Agreed. Most of the stories around the Orions deal either with the Orion women, and mostly in an egregiously fanservicey way (we'll see what LOW does with D'Vana Tendi--and can you believe that it's already dropping tomorrow?), or with the Orion Syndicate as this shadowy space Mafia. Here, they are going with the idea that the suicide not only of an individual but of an entire ship's crew isn't reserved only for high-stakes missions such as trying to juke the Coridan question (as in "Journey to Babel"), but standard practice for their acts of piracy. Good use of their negotiations, the crew of the freighter struggling with their situation, and Spock trying to soldier on.
posted by Halloween Jack at 1:43 PM on August 5, 2020 [2 favorites]


This is 2020 brain maybe, but you'd think if they had a disease on board that was fatal to Vulcans they might have quarantined it more strictly? Ah well...

Perhaps they went with ORE-EON because they'd also committed themselves to a character named O'Shea in this episode?

The whole 'bad guys doing a thing that officially they're not supposed to but that they do all the time' business is really similar to the TAS Kzinti.

Is it my imagination, or are they basing the appearance of characters played by Majel Barret on her appearance as well? This character bears a certain resemblance.

...along with the Kzinti, the Orions were one of the major player factions in StarFleet Battles, as someone mentioned in a previous thread. The animated series has a certain gravity in the pre-TNG lore.
posted by StarkRoads at 9:36 PM on August 5, 2020 [1 favorite]

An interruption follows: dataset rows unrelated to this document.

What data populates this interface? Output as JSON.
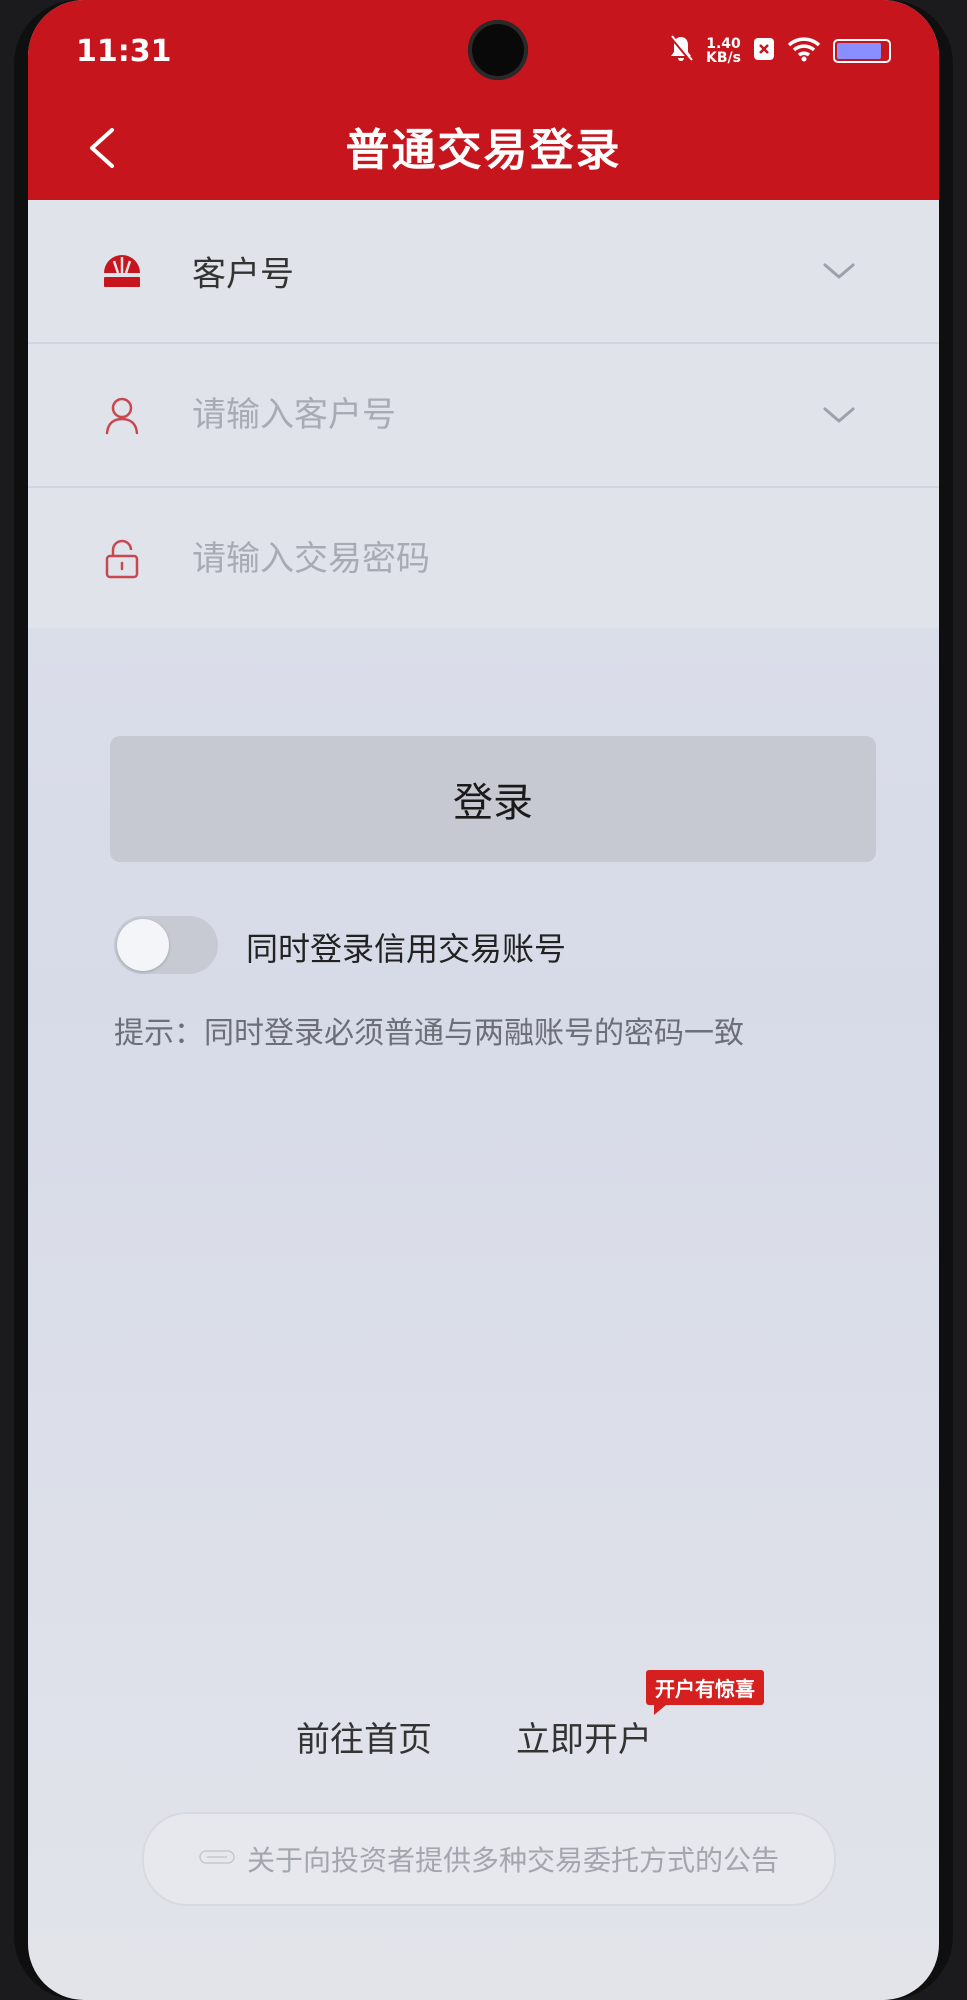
{
  "status_bar": {
    "time": "11:31",
    "speed_value": "1.40",
    "speed_unit": "KB/s"
  },
  "header": {
    "title": "普通交易登录"
  },
  "form": {
    "account_type": "客户号",
    "customer_placeholder": "请输入客户号",
    "password_placeholder": "请输入交易密码"
  },
  "login_button": "登录",
  "credit_toggle": {
    "label": "同时登录信用交易账号",
    "on": false
  },
  "hint": "提示：同时登录必须普通与两融账号的密码一致",
  "footer": {
    "home_link": "前往首页",
    "open_account_link": "立即开户",
    "open_account_badge": "开户有惊喜"
  },
  "notice": {
    "text": "关于向投资者提供多种交易委托方式的公告"
  },
  "colors": {
    "brand_red": "#c7151d",
    "icon_red": "#c9474f"
  }
}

Pretty solid work for a high-schooler, I'd agree. And is it me, or has it been rare (maybe even unprecedented) in TAS for an episode to end with the classic Kirk-Spock-McCoy "Eh heh heh heh" moment?

Shatner had one of his more serious Acting Moments here, IIRC in his first transmission to the Orions: you can hear Kirk fighting to keep the emotions under control in front of the bridge crew. Great moment, worthy of some manner of TAS highlight reel.

I can suspend a lot of disbelief/distaste with this show, but the Orions' headgear is just too freakin' ridiculous, and that took me right out of it.
posted by CheesesOfBrazil at 6:23 AM on August 7, 2020


Does anyone else hear a lot of slurring in McCoy's early dialogue in this episode?